A limitation of the results on the long-term impacts of school spending is their reducedform nature. We cannot separately identify the pathways through which various types of K-12 education spending, and the composition of school expenditures, impacts subsequent adult attainments. We did, however, explore these issues using extensions of our main model specifications to examine the impacts of SFRs on instructional spending, school support services, physical capital and school building expenditures. To speak to these issues, we employ data from the CCD on the types of school spending (available for years 1992 through 2010) and student staff ratios (available for years 1986 through 2010). The earliest CCD data start in 1986 so that 41     we do not have detailed data for the same cohorts that are exposed to the early reforms in the PSID. However, an analysis of mechanisms for the more recent cohorts is instructive. To determine how each additional dollar associated with reforms was spent, we employ instrumental variables models similar to equation [4] where the main outcomes are capital expenditure, expenditure on instruction, and instruction on services. To gain an understanding of how these reforms affected student-staff ratios we employ the same instrumental variables models similar to equation [4], where the main outcomes are the student-to-teacher ratio, students per school,, students per counselor, and students per administrator. The endogenous regressor is the level of per-pupil spending and the excluded instrument is the number of years of exposure to reforms interacted with the district specific spending increase. Results are presented in Table 5.

SFRs led to increases in all categories of spending. When a district sees an increase in school spending of $1,000 due to reforms, spending on capital increases by $86, spending on instruction increases by $559, and spending on support services increases by $405 on average.

Relative to mean levels, these increases are roughly proportional to the allocation of funds on average – suggesting that schools simply increased spending in all categories with little effect on the allocation of funds across categories. The increases for instruction and support services (which includes expenditures to hire more teachers and/or increase teacher salary and also funds to hire more guidance counselors and social workers) are consistent with the large, positive effects for those from low-income families.

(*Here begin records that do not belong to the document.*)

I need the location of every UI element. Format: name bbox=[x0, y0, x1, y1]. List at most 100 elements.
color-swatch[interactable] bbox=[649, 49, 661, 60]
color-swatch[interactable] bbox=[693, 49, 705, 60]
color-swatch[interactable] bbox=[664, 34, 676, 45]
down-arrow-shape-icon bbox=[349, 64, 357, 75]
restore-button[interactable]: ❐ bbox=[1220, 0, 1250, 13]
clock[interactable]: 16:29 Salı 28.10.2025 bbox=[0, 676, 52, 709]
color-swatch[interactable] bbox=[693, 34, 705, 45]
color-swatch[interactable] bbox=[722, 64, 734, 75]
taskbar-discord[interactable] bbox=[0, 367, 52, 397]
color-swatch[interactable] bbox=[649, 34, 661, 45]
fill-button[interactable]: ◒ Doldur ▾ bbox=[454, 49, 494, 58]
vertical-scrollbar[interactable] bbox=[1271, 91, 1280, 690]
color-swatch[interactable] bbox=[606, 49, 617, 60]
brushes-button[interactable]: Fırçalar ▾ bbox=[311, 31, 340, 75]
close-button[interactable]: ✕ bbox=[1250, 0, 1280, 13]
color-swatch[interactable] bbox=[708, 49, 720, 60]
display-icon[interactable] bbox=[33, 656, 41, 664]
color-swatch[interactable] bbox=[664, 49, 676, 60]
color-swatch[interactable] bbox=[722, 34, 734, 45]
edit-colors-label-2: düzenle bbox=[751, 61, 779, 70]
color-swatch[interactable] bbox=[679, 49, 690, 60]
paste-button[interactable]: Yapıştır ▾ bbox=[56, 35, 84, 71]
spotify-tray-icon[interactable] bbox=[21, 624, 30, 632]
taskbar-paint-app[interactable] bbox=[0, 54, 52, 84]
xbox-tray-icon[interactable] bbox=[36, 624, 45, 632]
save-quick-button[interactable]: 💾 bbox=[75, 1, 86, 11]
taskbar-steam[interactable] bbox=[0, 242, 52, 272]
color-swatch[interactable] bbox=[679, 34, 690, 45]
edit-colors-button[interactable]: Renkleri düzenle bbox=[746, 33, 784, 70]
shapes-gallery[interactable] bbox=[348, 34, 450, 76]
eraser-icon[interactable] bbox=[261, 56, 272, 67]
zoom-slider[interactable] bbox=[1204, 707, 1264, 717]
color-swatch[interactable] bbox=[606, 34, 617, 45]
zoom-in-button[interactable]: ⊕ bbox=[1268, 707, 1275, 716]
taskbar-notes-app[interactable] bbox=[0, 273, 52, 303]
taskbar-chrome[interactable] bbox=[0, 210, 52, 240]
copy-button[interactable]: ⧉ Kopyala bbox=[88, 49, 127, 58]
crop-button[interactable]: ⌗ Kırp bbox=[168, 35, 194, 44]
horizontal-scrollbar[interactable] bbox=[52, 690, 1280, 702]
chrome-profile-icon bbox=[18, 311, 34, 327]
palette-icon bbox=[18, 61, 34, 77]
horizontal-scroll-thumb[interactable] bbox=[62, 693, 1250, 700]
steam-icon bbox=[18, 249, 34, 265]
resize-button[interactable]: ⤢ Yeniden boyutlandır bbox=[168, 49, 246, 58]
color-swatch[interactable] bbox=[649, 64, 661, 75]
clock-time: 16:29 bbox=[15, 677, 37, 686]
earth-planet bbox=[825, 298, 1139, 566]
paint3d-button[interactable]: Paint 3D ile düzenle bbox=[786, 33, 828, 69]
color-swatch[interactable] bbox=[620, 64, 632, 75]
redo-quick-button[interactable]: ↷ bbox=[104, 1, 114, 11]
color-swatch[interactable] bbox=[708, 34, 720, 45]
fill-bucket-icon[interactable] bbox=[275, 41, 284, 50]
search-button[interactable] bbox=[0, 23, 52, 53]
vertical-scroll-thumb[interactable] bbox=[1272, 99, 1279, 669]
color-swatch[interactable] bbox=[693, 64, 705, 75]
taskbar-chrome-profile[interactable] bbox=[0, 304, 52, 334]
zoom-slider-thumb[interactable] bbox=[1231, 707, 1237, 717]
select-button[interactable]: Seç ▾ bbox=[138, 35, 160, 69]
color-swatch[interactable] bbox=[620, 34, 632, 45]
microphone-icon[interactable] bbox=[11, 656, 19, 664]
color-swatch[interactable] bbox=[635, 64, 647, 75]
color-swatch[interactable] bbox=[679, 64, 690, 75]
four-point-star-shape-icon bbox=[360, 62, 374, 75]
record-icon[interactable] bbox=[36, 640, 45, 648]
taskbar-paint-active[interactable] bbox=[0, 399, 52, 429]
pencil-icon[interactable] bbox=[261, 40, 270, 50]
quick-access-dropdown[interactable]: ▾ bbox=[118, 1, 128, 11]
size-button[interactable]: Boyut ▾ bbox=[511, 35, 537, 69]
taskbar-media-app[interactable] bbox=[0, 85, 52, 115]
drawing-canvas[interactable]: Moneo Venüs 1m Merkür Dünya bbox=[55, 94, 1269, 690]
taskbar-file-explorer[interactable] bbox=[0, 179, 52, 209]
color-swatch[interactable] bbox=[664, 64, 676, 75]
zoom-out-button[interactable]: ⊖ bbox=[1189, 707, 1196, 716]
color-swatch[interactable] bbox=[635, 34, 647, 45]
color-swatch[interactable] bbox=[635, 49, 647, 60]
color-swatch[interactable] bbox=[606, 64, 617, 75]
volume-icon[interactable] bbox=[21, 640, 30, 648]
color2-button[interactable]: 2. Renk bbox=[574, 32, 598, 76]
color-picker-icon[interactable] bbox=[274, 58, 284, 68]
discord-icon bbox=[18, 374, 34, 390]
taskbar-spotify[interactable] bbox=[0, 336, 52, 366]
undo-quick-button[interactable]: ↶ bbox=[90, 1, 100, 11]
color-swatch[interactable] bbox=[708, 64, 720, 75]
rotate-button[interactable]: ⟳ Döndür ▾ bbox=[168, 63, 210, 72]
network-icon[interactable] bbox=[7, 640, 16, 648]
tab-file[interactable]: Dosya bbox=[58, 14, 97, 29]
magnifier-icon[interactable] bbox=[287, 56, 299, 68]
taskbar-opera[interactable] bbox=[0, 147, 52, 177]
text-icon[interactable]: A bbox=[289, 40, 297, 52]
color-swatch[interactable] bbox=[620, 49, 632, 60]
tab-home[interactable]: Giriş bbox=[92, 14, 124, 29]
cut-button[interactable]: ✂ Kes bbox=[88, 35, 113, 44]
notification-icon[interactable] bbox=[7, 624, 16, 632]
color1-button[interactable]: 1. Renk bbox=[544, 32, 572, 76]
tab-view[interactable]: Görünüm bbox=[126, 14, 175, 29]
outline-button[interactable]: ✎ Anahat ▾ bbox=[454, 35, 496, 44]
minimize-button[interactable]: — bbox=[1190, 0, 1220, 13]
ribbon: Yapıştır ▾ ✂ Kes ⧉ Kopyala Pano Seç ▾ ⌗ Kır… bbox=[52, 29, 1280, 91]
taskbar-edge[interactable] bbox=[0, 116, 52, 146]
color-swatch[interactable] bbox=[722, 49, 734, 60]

We also estimate effects on student-staff ratios. For these models the endogenous regressor is the natural log of school spending. Districts that experience a 20 percent increase in spending due to reforms see reductions in student-to-teacher ratios and school size. Both of these have been found to benefit students in general, with larger effects for children from disadvantaged backgrounds (e.g., Krueger and Whitmore 2001, Bloom and Unterman 2013). We also find that schools in these districts have fewer students per counselor and fewer students per administrator. These have also been found to improve student outcomes (e.g., Reback 2010, Carell and Carell 2006). While there may be other mechanisms through which increased school spending may improve student outcomes, results suggest that the positive effects may be driven, at least in part, by reductions in class size and having more adults per student in schools. Other


possible mechanisms include changes in peer composition and changes in teacher quality.27 Separately identifying and disentangling the mechanisms underlying the overall causal impact of spending is very difficult with available data and is left for future work.